Pour l’instant, cette riposte est en deçà des attaques que nous subissons. C’est incontestable. Mais une dynamique est enclenchée, la réflexion ouvrière et la combativité vont continuer de se développer. Pour preuve, ce fait nouveau : des minorités cherchent aujourd’hui à s’auto-organiser, à contribuer au développement de luttes massives et à se dégager de l’emprise syndicale.
Nous publions dans ce journal (page 5), deux courts articles sur les mouvement qui ont eu lieu récemment en Grande-Bretagne et en Espagne. Un état des lieux plus complet des luttes à travers le monde (Irlande, Etats-Unis, Portugal, France, Pays-Bas… sera très prochainement publié dans notre Revue Internationale et sur ce site).
En Grande-Bretagne, la jeune génération renoue avec la lutte
Le premier samedi après l’annonce du plan de rigueur gouvernemental de réduction drastique des dépenses publiques, le 23 octobre, se sont déroulées un certain nombre de manifestations contre les coupes budgétaires, partout dans le pays, appelées par divers syndicats. Le nombre de participants, variant de 300 à Cardiff à 15 000 à Belfast ou 25 000 à Edimbourg, révèle le profondeur de la colère.

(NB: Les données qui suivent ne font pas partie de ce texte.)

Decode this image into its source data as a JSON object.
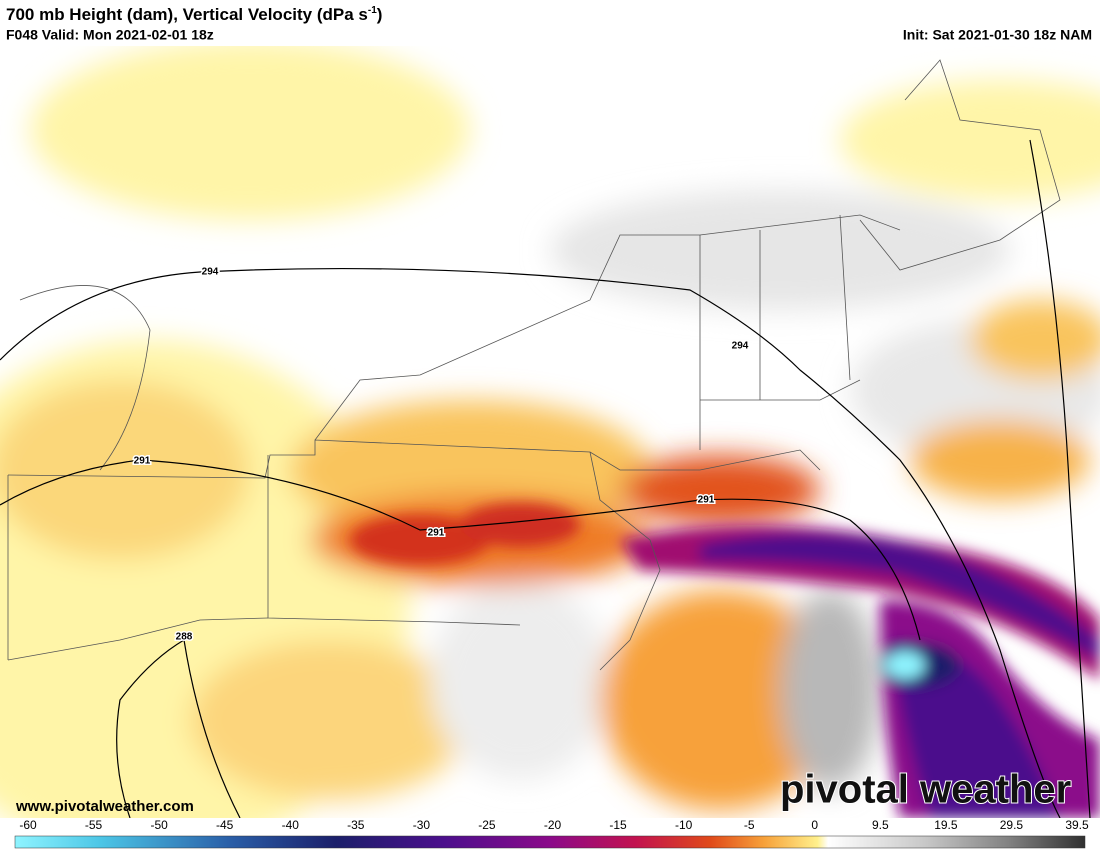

Une autre démonstration de ce ras le bol généralisé est la rébellion des étudiants contre la hausse de 300 % des frais d’inscription dans les universités. Déjà ces frais les contraignaient à s’endetter lourdement pour rembourser après leurs études des sommes astronomiques (pouvant aller jusqu’à 95 000 euros !). Ces nouvelles hausses ont donc provoqué toute une série de manifestations du Nord au Sud du pays (5 mobilisations en moins d’un mois : les 10, 24 et 30 novembre, les 4 et 9 décembre). Cette hausse a tout de même été définitivement votée à la chambre des Communes le 8 décembre.
Grèves des universitaires, dans la formation continue, des étudiants des écoles supérieures et des lycées, occupations d’une longue liste d’universités, de nombreuses réunions pour discuter de la voie à suivre... les étudiants ont reçu le soutien et la solidarité de la part de nombreux enseignants, notamment en fermant les yeux devant les absences des grévistes en classe (l’assiduité au cours est ici strictement réglementée) comme en allant rendre visite aux étudiants et en discutant avec eux.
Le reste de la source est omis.